Corrections Corporation of America (CCA) inked a lucrative four-year contract to build a detention facility at the South Texas Family Residential Center, which would accommodate women and children seeking asylum in the US.
However, according to the Washington Post, it was a “unique” deal between the government and a private prison company, because, in the words of US Immigration and Customs Enforcement (ICE), “a fixed monthly fee for use of the entire facility regardless of the number of residents.”
Unlike hundreds of other detention contracts, which normally depend on occupancy, CCA received a fixed 100 percent monthly pay of $20 million, despite its 2,400-bed facility in Dilley, Texas, being “half full.”
Such sparseness only had a positive influence on CCA’s revenue. Flat for five years straight, according to the Post, in 2015, CCA’s income added 14 percent just from its Dilley detention center, one of the company’s 74 running facilities.
At the same time, under the same circumstances, the government lost out. According to a Post calculation, when 2,400 people are detained at this CCA’s facility, the government spends $285 per day, per person, but when the center stays half-full, this amount doubles. To compare, daily expenditures at 200 non-family immigration detention sites stand between $60 and $85 per detainee, according to ICE.
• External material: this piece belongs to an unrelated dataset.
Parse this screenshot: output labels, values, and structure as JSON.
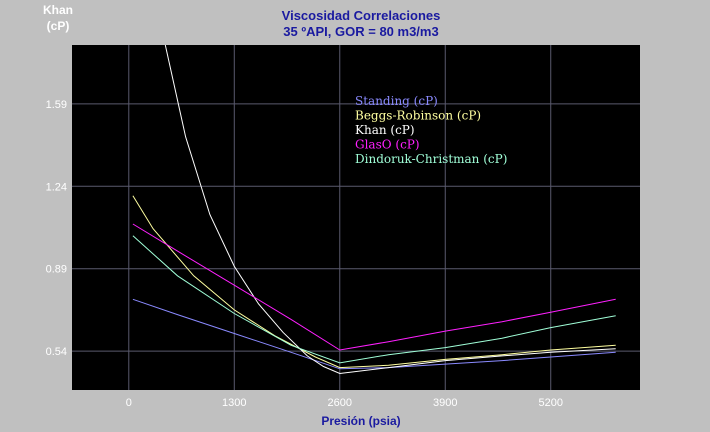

“If you need an air conditioner today, you’re going to pay what the AC guy tells you,” Phil Miller, an ICE deputy executive associate director, told the Post, justifying his agency’s decision. “If it’s December and you want a new AC unit in place by June, you have more time to research.”
However, such a sweet arrangement for CCA is not the only “unique” thing about this government deal.
Facing an increased flow of Central American immigrants, the Obama administration grabbed a pitch by CCA. With decades of experience, CCA was seen by ICE as a trusted company with “means” to build a new facility quickly.
There was a just public bidding process, a requirement that would delay the deal and, thus, postpone the construction, something that the Obama administration struggling to tackle the immigrant crisis could not afford. Then, CCA came to rescue with its workaround.
In September 2014, a CCA executive came to Arizona’s town of Eloy, where CCA has been operating a detention center for undocumented men since 2006, and pitched a new opportunity to its officials. The company offered Eloy to modify its contract with the town, making it look like an agreement expansion with a new order to build another facility, some 1,000 miles away. In turn, the town would receive a small percentage.
In that case, the federal government would be freed from the bidding process.
Harvey Krauss, the Eloy city manager, told the Post that at the time, he told everybody: “We’re not taking a position; we’re just a fiscal agent. The federal government was in a hurry and this was an expedited way for them to get it done.”
The plan was worked out in two separate contracts – between ICE and Eloy and between Eloy and CCA, both of which were signed on the same day and referred to the family detention center in Dilley.
The dual agreement essentially offered each side its benefits: ICE provides the money to Eloy and got to work with CCA, while Eloy received a small “administrative fee” for being party to the deal.
“This is the arrangement of a no-bid contract by twisting and distorting the procurement process past recognition,” said Charles Tiefer, a University of Baltimore law school professor and former solicitor and deputy general counsel of the House of Representatives, told the Washington Post.
The South Texas Family Residential Center opened in December 2014, but failed to operate the way the government expected it would, in part because the detention rules for women and children have changed.
Critics now say that the government could have chosen much more cost-effective alternatives.
“For the most part, what I see is a very expensive incarceration scheme,” said Rep. Zoe Lofgren (CA), the top Democrat on the House’s Immigration and Border Security subcommittee. “It’s costly to the taxpayers and achieves almost nothing, other than trauma to already traumatized individuals.”
According to the Post, CCA’s chief executive, Damon Hininger, informed investors that ICE recently began pushing for a more “cost-effective solution.”
CCA declined Post’s requests for a comment.
According to US Customs and Border Protection data, 27,754 unaccompanied children were taken into custody by officials between October 2015 and March 2016, representing a 78 percent increase from 2015 figures.
Since the beginning of 2016, the Obama administration has conducted nationwide raids of immigrant communities, particularly immigrants who entered the US after January 1, 2014, and have received orders of deportation since then. The raids have been widely condemned as punitive and inhumane.
A recent lawsuit shed light on the government’s deportation tactics, accusing the feds of using unconstitutional and deceptive schemes to detain more than 120 women and children in one of the raids.
But the Obama administration defended its recent raids, saying that it is following guidelines the US Department of Homeland Security adopted in November of 2014. In seven years of his presidency, President Barack Obama has overseen the removal of more than 2.4 million immigrants, earning him the “deporter-in-chief” label.